Désormais, les soldats sont l’objet central de la représentation. Diderot l’avait commandé : « faites faire volte-face » (VERS 417 ; DPV XIV 242). Il s’agissait alors de représenter le reflux des soldats, courant d’abord vers les bateaux pour fuir, puis faisant volte-face devant le jaillissement des flammes de l’incendie. C’est finalement un autre volte-face qui est réalisé : au lieu que les soldats regardent l’incendie, c’est le paysage dévasté, ce sont les mers épouvantées qui les regardent.
Il n’y a pas là une simple substitution d’objets : de l’objet, on est passé à la chose, « je ne sais quoi de sublime ». Tout autour, ça regarde, et au centre, les figures font tableau.
À ce volte-face du regard correspond un renversement du sens : par la comparaison avec le tableau de Poussin, ce tableau de la bataille de Hastings, dont les résonances patriotiques sont évidentes vingt ans après la victoire de Fontenoy (2), est désormais interprété comme un Déluge, le fiasco technique du peintre se superposant à ce qui devient la déroute d’une armée pourtant historiquement victorieuse.
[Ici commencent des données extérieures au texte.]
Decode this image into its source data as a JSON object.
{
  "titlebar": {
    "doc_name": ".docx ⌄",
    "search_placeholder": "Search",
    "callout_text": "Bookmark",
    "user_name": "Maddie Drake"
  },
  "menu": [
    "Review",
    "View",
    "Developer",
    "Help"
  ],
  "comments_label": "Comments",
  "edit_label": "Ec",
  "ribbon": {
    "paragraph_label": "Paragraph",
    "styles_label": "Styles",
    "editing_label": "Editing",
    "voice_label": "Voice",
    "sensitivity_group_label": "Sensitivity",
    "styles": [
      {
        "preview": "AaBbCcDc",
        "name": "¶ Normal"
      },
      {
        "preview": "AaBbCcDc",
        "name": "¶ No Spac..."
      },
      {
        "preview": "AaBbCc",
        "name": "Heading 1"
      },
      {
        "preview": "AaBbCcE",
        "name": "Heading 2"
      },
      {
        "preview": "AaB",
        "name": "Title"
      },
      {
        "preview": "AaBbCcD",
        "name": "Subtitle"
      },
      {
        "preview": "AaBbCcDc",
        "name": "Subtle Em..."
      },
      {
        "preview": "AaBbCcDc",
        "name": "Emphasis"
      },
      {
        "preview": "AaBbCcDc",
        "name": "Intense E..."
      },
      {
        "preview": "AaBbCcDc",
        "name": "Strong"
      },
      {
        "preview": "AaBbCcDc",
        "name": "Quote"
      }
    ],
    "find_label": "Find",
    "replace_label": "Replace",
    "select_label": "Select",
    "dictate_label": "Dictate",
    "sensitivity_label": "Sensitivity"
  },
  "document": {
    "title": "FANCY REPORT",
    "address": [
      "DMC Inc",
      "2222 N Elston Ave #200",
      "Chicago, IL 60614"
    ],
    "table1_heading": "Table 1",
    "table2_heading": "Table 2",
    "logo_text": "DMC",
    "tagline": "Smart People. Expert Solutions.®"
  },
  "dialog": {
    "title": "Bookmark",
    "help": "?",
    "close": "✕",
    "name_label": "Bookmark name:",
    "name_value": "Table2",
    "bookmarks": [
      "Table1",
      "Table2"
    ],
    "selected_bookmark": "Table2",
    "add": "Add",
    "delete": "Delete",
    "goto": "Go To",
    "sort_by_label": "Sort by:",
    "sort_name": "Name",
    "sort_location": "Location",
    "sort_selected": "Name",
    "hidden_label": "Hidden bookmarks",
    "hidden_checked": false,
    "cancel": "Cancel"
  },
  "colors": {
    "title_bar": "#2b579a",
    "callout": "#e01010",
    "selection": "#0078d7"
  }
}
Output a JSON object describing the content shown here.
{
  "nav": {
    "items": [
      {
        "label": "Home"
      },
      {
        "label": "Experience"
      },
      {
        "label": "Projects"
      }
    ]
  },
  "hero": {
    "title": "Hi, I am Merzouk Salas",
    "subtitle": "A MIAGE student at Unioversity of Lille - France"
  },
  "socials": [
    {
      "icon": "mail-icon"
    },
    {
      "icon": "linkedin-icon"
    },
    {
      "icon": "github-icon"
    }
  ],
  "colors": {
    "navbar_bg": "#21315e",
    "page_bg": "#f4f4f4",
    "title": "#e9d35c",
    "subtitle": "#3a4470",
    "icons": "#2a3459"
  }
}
Le tableau de Lépicié n’ayant pas réussi la cristallisation scopique nécessaire à la constitution de la scène visuelle, c’est en fait le texte de Diderot qui en fournit le supplément, par le biais d’une véritable installation virtuelle, où se trouvent superposés le Guillaume éteint de Lépicié, le Guillaume flamboyant tel que l’aurait peint Le Brun, et le Déluge sublimement éteint de Poussin (3). Le texte bricole une temporalité de la scène à partir de cette superposition de représentations hétérogènes.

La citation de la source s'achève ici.